At the time when markets in the west are tentatively welcoming a putative resolution of the Greek crisis, which is also relaxing the demand for gold, reports from China feature the statistic that sales of second-hand homes in parts of Beijing are fetching prices 73.7% below the peak. Superficially this can seem to mean that China faces a prospect of massive market volatility, which doomsayers recklessly compare with the collapse of the Japanese property boom that triggered a twenty-year period of supposed depression in Japan.
Looking behind the headline statistics the facts are very different.

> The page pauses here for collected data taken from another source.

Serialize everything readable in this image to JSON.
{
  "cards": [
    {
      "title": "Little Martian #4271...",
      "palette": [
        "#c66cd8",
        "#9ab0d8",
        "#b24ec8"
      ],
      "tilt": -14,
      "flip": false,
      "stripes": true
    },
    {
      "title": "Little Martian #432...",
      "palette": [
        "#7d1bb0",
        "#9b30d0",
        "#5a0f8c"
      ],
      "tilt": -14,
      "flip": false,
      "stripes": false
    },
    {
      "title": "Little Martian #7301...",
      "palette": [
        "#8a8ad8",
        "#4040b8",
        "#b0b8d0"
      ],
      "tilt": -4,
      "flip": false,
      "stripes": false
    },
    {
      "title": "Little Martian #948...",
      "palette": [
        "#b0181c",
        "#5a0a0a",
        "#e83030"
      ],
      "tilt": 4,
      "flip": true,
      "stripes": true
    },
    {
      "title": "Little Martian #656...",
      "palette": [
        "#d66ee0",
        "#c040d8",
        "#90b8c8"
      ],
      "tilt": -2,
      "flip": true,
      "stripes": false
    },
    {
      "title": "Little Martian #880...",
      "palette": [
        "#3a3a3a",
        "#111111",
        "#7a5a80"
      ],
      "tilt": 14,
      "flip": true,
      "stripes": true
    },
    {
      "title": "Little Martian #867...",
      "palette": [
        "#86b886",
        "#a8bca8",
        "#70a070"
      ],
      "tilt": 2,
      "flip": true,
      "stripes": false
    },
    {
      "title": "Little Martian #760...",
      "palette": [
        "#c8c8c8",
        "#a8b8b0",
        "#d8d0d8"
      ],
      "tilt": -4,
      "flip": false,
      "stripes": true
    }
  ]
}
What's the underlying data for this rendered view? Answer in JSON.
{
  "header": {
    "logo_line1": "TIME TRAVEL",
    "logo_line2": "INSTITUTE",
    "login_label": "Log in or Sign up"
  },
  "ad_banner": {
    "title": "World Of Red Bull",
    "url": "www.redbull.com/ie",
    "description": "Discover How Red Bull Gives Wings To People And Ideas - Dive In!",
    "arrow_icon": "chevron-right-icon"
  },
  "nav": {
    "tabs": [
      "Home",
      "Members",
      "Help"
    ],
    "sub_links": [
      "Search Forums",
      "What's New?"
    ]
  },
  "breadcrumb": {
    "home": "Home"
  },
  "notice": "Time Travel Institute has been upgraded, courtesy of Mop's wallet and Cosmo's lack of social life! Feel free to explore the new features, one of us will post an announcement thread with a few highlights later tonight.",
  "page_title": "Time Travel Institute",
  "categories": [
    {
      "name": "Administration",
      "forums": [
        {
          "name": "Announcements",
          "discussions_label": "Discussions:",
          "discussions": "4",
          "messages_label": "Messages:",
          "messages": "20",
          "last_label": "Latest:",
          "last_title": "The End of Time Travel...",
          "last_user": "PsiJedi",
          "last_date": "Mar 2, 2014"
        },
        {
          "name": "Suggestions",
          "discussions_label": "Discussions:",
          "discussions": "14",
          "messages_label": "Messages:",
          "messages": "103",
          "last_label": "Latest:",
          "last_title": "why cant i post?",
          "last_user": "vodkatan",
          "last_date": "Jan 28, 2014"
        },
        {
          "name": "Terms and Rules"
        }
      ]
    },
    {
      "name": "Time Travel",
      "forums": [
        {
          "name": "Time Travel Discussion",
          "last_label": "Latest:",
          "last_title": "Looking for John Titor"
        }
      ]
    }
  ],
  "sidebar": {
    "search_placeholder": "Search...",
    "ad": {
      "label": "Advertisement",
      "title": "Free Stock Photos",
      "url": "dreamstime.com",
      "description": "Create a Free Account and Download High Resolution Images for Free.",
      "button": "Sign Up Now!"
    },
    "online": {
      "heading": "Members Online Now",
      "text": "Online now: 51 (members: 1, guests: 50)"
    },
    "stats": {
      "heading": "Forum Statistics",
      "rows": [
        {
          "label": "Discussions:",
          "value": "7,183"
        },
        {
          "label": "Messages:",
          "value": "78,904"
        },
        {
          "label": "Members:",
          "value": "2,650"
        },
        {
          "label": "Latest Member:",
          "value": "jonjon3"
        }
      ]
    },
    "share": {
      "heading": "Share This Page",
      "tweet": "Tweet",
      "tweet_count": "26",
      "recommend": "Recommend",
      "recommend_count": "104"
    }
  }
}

Greek debt can sink the entire European banking system: by contrast Chinese borrowing to fund house purchases is such a a tiny proportion of the Chinese economy that it is immaterial to the balance of the economy when a credit squeeze [carefully orchestrated by the government] temporarily checks the housing bubble. It has no material impact on economic growth, or on the living standards of the vast majority of the population.
The Japanese squeeze on finance for property lasted right through the 'nineties and it meant that Japan had no reckless boom in property prices in this century, while it retained a strong balance of payments surplus. Japanese national debt is very high in proportion to the strong national income, but it is overwhelmingly composed of savings by Japanese residents: it is not a piggy-bank for international speculators who can just whisk their deposits away and create a panic.
The realities behind the statistics matter more than the numbers; and Economists have failed to explain this to the politicians whom they lulled into the cloud-cuckoo land of the credit bubble.